Anna Sofie Jakobsen (Chinese: 鄭安娜, Pinyin: Zhèng ānnà, 8 November 1860 in Kristiansand, Norway – 1913 in China), also named Anna Cheng, was a Norwegian missionary to China belonging to the Evangelical Lutheran Free Church and later with the China Inland Mission.

==Life==
Jakobsen was a maid for a businessman named Christian Rasmussen, and in 1879 both of them established contact with the English China Inland Mission. Four years after, the Swedish-American evangelist and missionary friend Fredrik Franson came to the city and held meetings in Rasmussen's home. Anna Jakobsson was one of those who answered the call, and in 1884 she participated in the first evangelist course held by Franson in Christiania. Later that year she went to England, where she was accepted by the China Inland Mission. She sailed with Sophie Reuter to China on 18 November 1885 as one of the first Norwegian missionaries to china. She was placed in the province of Shanxi, where she worked at the county of Huozhou.

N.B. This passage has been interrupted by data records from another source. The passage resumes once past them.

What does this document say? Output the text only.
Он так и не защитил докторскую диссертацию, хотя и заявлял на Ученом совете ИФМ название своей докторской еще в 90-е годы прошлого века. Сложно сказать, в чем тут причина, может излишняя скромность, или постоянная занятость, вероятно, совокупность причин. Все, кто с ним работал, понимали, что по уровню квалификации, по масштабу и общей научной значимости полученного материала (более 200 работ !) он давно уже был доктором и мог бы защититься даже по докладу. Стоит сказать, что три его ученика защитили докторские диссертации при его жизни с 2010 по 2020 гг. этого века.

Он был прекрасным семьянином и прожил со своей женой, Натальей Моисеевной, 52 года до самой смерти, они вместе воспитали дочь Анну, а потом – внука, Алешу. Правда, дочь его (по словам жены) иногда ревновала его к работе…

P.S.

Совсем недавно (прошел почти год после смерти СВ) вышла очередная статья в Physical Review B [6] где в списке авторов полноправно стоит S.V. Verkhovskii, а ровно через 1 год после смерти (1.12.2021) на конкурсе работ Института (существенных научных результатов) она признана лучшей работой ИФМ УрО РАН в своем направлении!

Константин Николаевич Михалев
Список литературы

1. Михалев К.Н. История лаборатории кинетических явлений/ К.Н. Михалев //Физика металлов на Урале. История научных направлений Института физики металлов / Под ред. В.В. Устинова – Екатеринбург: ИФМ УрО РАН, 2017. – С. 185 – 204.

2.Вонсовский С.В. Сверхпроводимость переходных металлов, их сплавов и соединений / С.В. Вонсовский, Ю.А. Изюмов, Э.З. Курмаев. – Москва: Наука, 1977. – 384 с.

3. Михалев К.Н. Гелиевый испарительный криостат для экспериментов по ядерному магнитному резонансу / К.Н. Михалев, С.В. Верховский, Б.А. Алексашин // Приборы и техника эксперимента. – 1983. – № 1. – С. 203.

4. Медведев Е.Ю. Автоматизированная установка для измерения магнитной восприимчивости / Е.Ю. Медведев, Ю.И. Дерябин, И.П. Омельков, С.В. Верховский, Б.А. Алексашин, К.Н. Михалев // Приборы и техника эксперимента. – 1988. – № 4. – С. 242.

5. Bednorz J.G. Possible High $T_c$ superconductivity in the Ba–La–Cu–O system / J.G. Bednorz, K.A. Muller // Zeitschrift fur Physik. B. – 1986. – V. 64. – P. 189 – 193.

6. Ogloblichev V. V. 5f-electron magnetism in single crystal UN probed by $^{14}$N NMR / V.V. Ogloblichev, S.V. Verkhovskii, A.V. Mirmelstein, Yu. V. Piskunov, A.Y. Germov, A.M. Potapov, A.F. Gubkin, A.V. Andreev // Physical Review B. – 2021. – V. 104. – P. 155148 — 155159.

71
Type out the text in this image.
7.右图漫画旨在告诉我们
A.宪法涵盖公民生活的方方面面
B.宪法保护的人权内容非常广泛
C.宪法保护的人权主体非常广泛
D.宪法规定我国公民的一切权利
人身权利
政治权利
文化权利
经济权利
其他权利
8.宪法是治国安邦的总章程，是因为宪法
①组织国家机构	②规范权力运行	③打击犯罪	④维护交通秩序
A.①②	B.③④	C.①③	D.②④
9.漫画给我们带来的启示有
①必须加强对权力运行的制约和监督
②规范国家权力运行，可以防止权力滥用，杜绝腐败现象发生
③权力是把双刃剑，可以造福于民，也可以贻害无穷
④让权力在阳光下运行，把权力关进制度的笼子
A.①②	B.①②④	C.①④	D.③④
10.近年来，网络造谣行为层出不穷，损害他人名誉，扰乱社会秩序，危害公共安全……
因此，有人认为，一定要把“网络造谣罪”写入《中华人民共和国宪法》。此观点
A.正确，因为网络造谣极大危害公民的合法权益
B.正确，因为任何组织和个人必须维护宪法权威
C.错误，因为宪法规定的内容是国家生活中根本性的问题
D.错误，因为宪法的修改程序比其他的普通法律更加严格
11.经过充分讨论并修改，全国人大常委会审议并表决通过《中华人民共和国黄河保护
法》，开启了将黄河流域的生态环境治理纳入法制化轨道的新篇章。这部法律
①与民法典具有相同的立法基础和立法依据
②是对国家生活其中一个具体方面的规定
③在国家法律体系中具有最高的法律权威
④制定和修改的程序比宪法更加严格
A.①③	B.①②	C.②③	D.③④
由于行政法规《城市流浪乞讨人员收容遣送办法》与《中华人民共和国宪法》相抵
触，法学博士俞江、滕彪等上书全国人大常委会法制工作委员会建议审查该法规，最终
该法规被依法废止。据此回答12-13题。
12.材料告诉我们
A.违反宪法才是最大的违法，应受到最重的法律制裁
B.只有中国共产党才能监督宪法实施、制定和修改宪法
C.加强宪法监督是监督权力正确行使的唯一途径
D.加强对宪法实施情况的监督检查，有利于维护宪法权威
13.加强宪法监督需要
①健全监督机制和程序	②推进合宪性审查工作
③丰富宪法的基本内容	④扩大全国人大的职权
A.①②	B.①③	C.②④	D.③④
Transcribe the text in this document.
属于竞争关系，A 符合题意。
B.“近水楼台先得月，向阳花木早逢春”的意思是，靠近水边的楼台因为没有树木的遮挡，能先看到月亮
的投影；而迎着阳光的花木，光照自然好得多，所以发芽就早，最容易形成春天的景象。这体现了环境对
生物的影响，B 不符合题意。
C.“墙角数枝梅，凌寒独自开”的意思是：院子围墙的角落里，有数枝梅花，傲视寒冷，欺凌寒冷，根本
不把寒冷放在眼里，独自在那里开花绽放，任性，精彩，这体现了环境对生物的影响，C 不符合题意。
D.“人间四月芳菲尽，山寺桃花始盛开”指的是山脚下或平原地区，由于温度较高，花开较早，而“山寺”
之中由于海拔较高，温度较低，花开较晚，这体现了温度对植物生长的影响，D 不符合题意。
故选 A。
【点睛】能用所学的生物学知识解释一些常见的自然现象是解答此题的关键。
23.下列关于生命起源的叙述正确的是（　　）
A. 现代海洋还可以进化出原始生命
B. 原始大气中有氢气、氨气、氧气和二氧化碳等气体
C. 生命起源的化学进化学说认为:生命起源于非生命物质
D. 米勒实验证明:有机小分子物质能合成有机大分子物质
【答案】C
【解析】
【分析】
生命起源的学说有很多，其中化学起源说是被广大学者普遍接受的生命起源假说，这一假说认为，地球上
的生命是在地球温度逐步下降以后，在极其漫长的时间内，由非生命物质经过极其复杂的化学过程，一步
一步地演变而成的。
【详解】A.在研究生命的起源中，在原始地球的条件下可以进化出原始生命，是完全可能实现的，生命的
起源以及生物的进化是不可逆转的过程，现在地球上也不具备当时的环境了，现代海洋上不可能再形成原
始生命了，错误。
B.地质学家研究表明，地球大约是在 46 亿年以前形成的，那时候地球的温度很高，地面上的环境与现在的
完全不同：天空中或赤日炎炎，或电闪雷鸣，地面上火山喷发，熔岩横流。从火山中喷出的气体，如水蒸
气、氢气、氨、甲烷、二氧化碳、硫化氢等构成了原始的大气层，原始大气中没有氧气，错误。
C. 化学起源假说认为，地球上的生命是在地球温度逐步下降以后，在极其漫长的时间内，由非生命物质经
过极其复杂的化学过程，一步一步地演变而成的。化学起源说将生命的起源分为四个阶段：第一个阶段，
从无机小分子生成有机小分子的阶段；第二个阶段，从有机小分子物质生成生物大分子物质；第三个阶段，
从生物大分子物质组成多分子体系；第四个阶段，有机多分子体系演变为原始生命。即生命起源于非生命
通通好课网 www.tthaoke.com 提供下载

When Jakobsen announced her intention to marry a Chinese Christian evangelist, Cheng Xiuqi, there was subsequently a fierce campaign against her in the North-China Herald and she was forced to resign from the China Inland Mission. Such marriage were not then accepted by the missionary leadership and Western community. The couple then started an independent mission called "Anna Cheng's Mission" in Zezhou (泽州) (now Jincheng) in Shanxi Province. Jakobsen was very disappointed with the welcome her husband received by some Christians in Kristiansand when they were on vacation there in 1900. Their Mission nevertheless received financial support from Norway, which persisted even after Jakobsen's death.

==Memory==
In the Autumn of 2010, a plaque was unveiled on the wall of Jakobsen's house in Kristiansand where both she and Sophie Reuter worked before they left for China.

==Sources==
- Dehlin, Harald Stene. 1985. Pionerer i skjørt: høsten 1885 forlot de unge norske kvinnene Sofie Reuter og Anna Jakobsen London med Kina som reisemål, Oslo: Norsk Luthersk Forlag.
- Benson, Linda. Fall 2001. Muslims, Missionaries and Warlords in Northwestern China, Oakland University Journal. (pg. 14.)